Any move by the Vietnam’s communist government that smacks of dependency on China is likely to prompt protest. However, setting up a Confucius Institute, with its overtones of cultural hegemony, may only be distracting the Vietnamese public from more substantial concerns.

Confucius Institutes are educational and cultural institutions run by the Chinese government. They operate with the following objectives: encourage Chinese language learning, popularize Confucianism, and promote cultural exchange between China and other countries.

These three objectives actually serve one larger goal: building China’s “soft power.” Despite the controversy, it is not the institutes themselves that are the concern, nor even China’s soft power initiatives in general. Rather, the bigger worry is the hard power that China has demonstrated to a passive Vietnamese government in recent decades. Soft power should be considered in that context.

Take language learning – in this case, Chinese – for young Vietnamese. In fact, this should be encouraged. With tens of thousands of Chinese now living in Vietnam and comprehensive relations between the two communist countries lasting many years, Chinese language skills means jobs for Vietnamese. There is a natural incentive to learn the language, with or without a Confucius Institute.
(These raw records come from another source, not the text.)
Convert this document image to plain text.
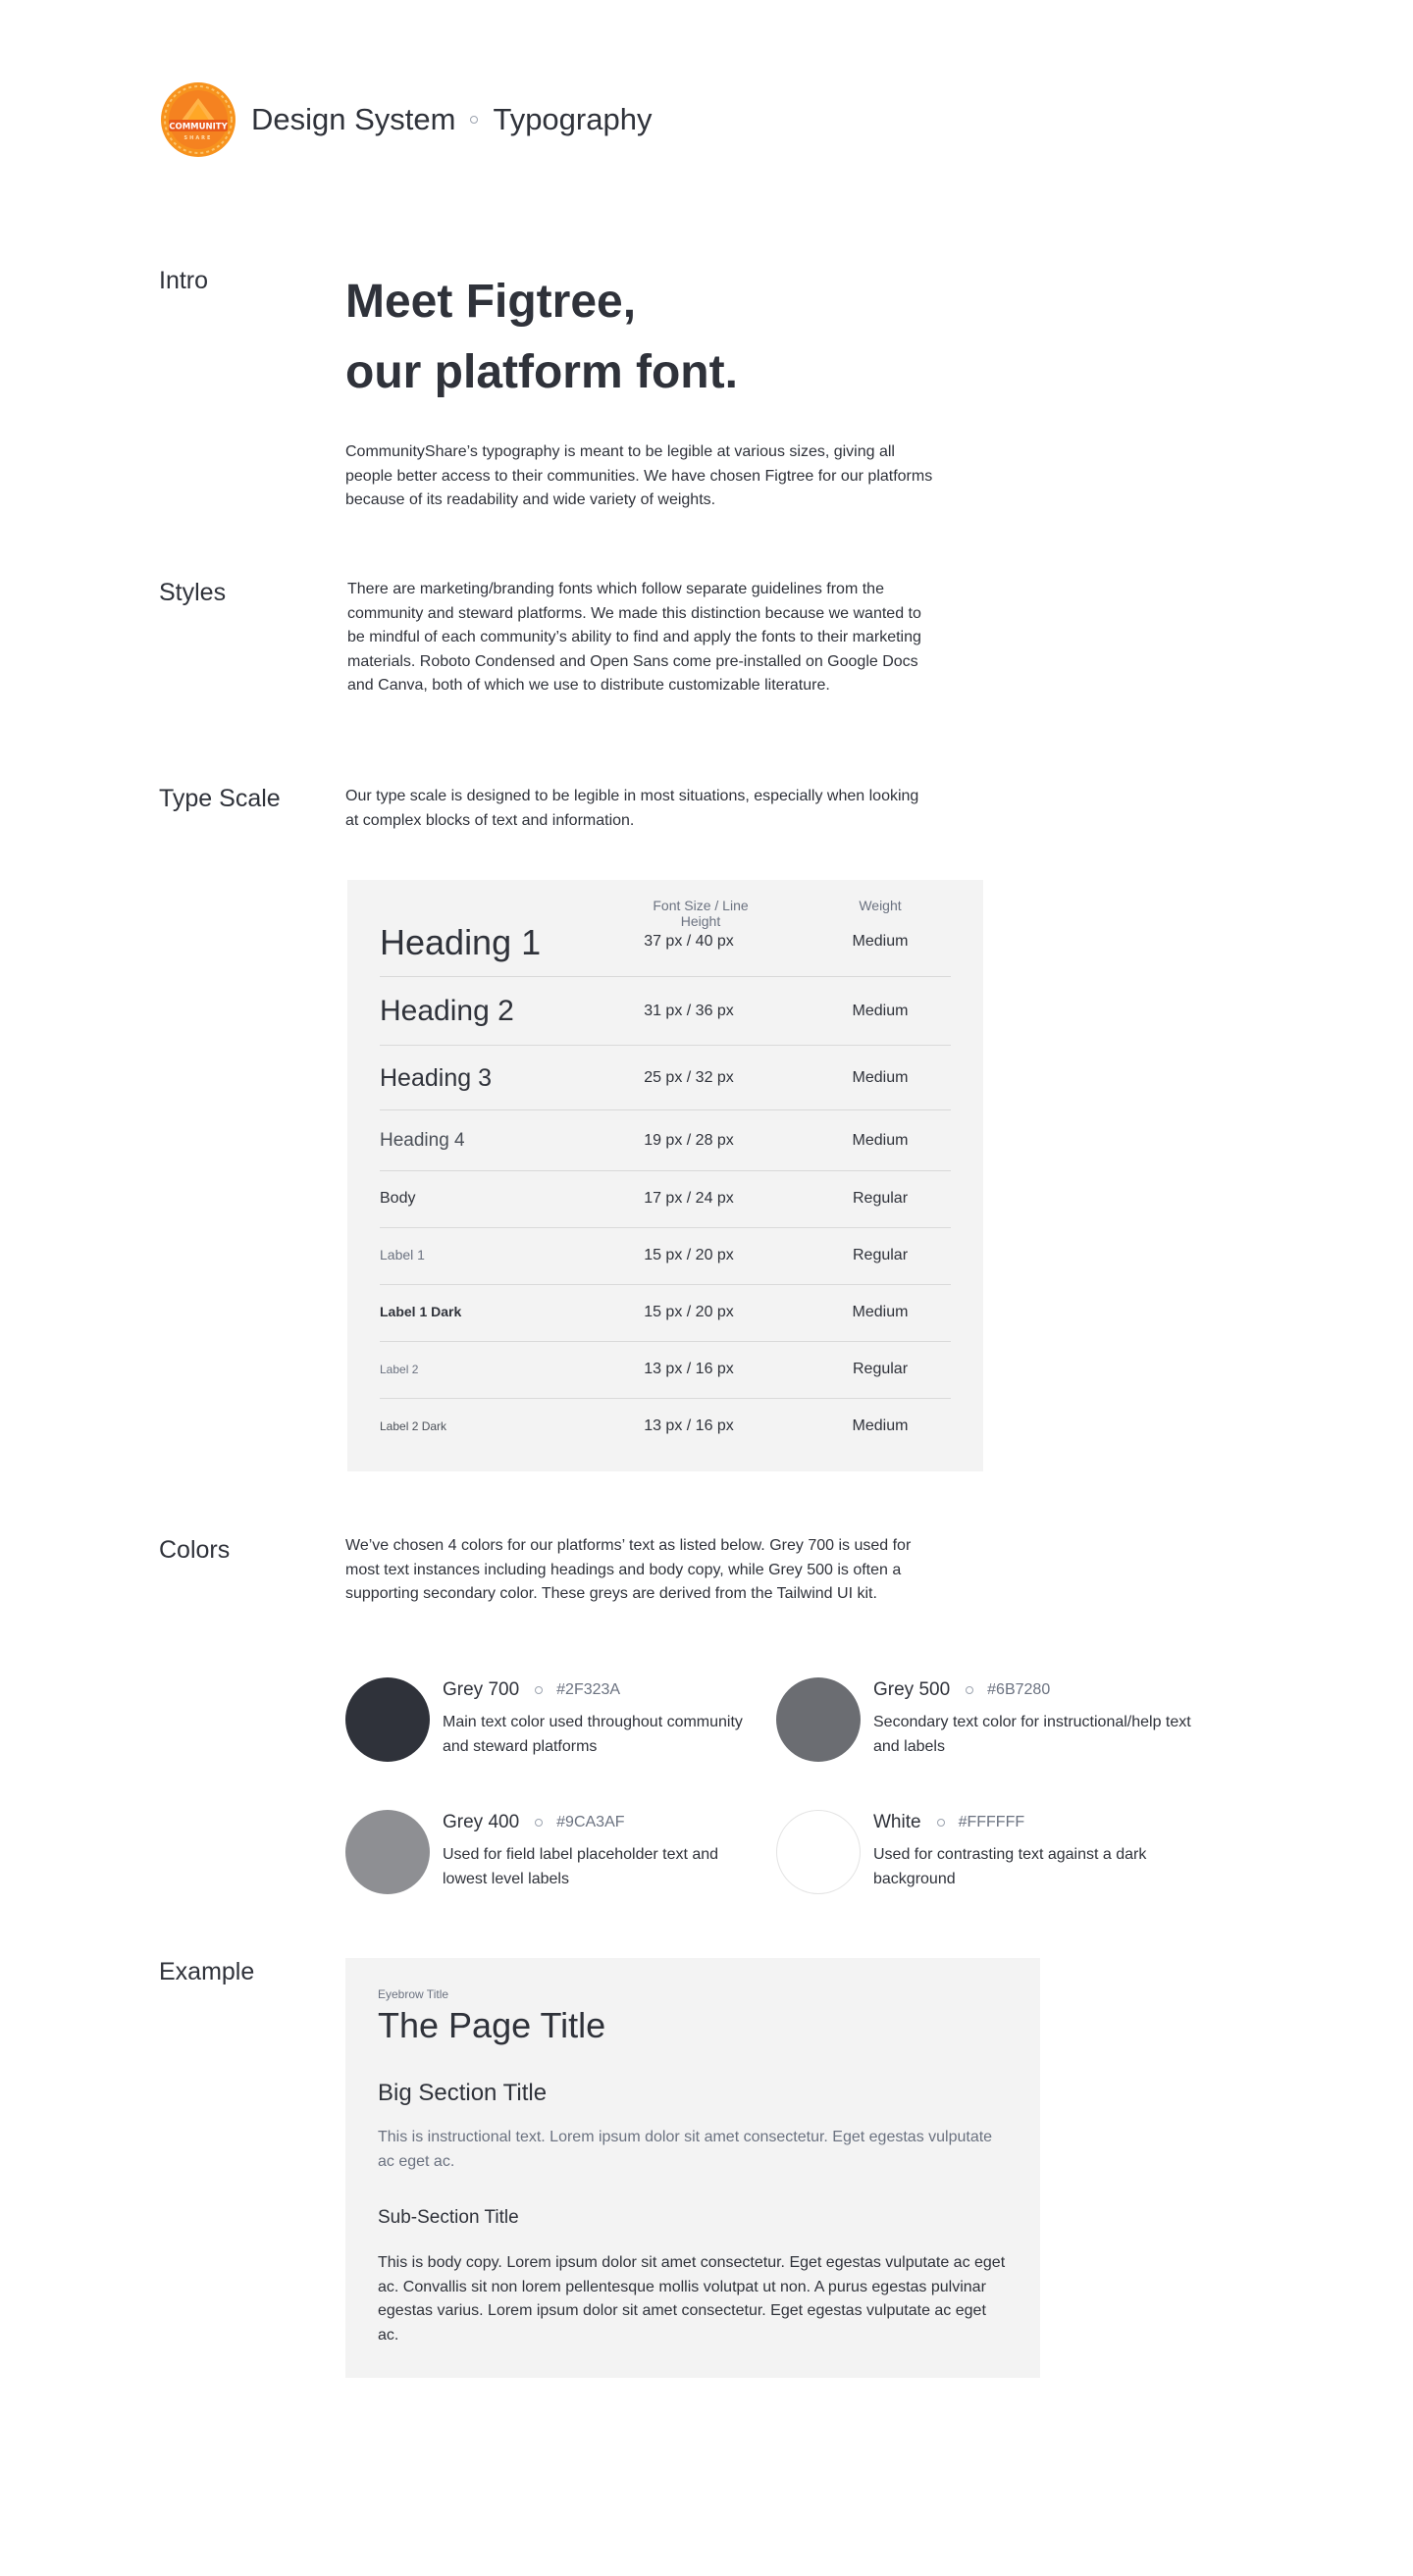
COMMUNITY
SHARE
Design System Typography
Intro	Meet Figtree,

our platform font.

CommunityShare’s typography is meant to be legible at various sizes, giving all people better access to their communities. We have chosen Figtree for our platforms because of its readability and wide variety of weights.

Styles	There are marketing/branding fonts which follow separate guidelines from the community and steward platforms. We made this distinction because we wanted to be mindful of each community’s ability to find and apply the fonts to their marketing materials. Roboto Condensed and Open Sans come pre-installed on Google Docs and Canva, both of which we use to distribute customizable literature.

Type Scale	Our type scale is designed to be legible in most situations, especially when looking at complex blocks of text and information.

Font Size / Line Height
Weight
Heading 1	37 px / 40 px	Medium
Heading 2	31 px / 36 px	Medium
Heading 3	25 px / 32 px	Medium
Heading 4	19 px / 28 px	Medium
Body	17 px / 24 px	Regular
Label 1	15 px / 20 px	Regular
Label 1 Dark	15 px / 20 px	Medium
Label 2	13 px / 16 px	Regular
Label 2 Dark	13 px / 16 px	Medium
Colors	We’ve chosen 4 colors for our platforms’ text as listed below. Grey 700 is used for most text instances including headings and body copy, while Grey 500 is often a supporting secondary color. These greys are derived from the Tailwind UI kit.

Grey 700 #2F323A
Main text color used throughout community and steward platforms
Grey 500 #6B7280
Secondary text color for instructional/help text and labels
Grey 400 #9CA3AF
Used for field label placeholder text and lowest level labels
White #FFFFFF
Used for contrasting text against a dark background
Example
Eyebrow Title
The Page Title
Big Section Title
This is instructional text. Lorem ipsum dolor sit amet consectetur. Eget egestas vulputate ac eget ac.
Sub-Section Title
This is body copy. Lorem ipsum dolor sit amet consectetur. Eget egestas vulputate ac eget ac. Convallis sit non lorem pellentesque mollis volutpat ut non. A purus egestas pulvinar egestas varius. Lorem ipsum dolor sit amet consectetur. Eget egestas vulputate ac eget ac.
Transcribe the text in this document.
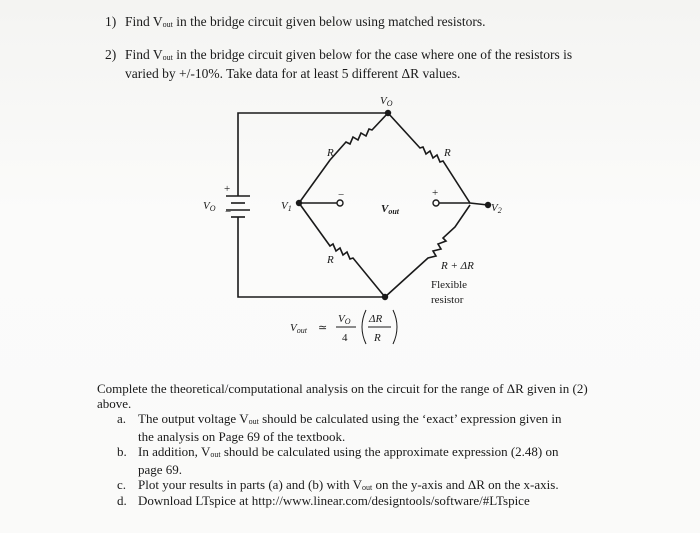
1) Find $V_{out}$ in the bridge circuit given below using matched resistors.
2) Find $V_{out}$ in the bridge circuit given below for the case where one of the resistors is varied by +/-10%. Take data for at least 5 different ΔR values.
VO
VO
+
−	V1	V2
Vout
−	+
R	R
R	R + ΔR
Flexible
resistor
Vout ≃
VO
4
ΔR
R
Complete the theoretical/computational analysis on the circuit for the range of ΔR given in (2) above.
a. The output voltage $V_{out}$ should be calculated using the ‘exact’ expression given in
the analysis on Page 69 of the textbook.
b. In addition, $V_{out}$ should be calculated using the approximate expression (2.48) on
page 69.
c. Plot your results in parts (a) and (b) with $V_{out}$ on the y-axis and ΔR on the x-axis.
d. Download LTspice at http://www.linear.com/designtools/software/#LTspice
Promoting Confucianism? Vietnam already has it. With 2,000 years of Confucianism in Vietnam, there seems little to gain by promoting it. Indeed, Vietnam continues to grapple with some of the less positive repercussions of the philosophy, such as an inert mindset. What it ought to be doing now is introducing the democratic thinking and creative culture of the West, just as Japan did starting from the late 19th century. That aside, there seems little to worry about in two governments trying to pour more Confucian water into a glass that is already full.

As for bilateral cultural exchange, given Vietnam’s political dependence on China, this too has already been taking place for some time, and has been mostly a one-way street for China. The concern here is not so much education and culture, but the broader political, economic and social dependence of Vietnam on China. The West doesn’t worry about Chinese soft power, because although a behemoth, China is known to have critical issues to deal with at home. But Vietnam’s government has left the doors wide open for China to impose whatever it sees fit. A Confucius Institute is just one more small brush stroke in a large picture that has been ugly for a long time.

Let’s review some of the practical upshots of Chin’s involvement in Vietnam. For instance, China and Hong Kong were given 50-year leases over nearly 200,000 hectares of upstream forests belonging to ten border provinces. More than 90% of projects involving electricity, mining, oil, metals or chemicals in Vietnam are run by China through the engineering, procurement and construction contracts. Tens of thousands of Chinese manual laborers have entered Vietnam, displacing local workers.

Vietnam has also become an importer of outdated technologies, low-quality products and poisonous chemicals from China. The Paracel and Spratly islands are in Vietnam’s exclusive economic zone but are now under Chinese control. Chinese magazines, movies, cultural and political documents flood the Vietnam market.

In the presence of all this, what is one Confucius Institute? And a Vietnamese government already so dependent on its comrades in China on the ideology-based comrades from PRC to the extent it can offer only a feeble protest when its own fishermen are shot at by Chinese would hardly complain about a Confucius Institute anyway.

No, the controversy  surrounding the establishment of a the Confucius Institute really only serves to distract public opinion from scandals, such as newborn babies dying after being injected with low quality vaccines, the eviction of farmers to free land for developers, and the continued abuses of human rights by security forces.

The Vietnamese government has been adapt at distracting the public for its advantage. The establishment of Confucius Institute is very likely another example.

Huynh Thuc Vy is a blogger in Vietnam. She is the daughter of dissident-writer Huynh Ngoc Tuan.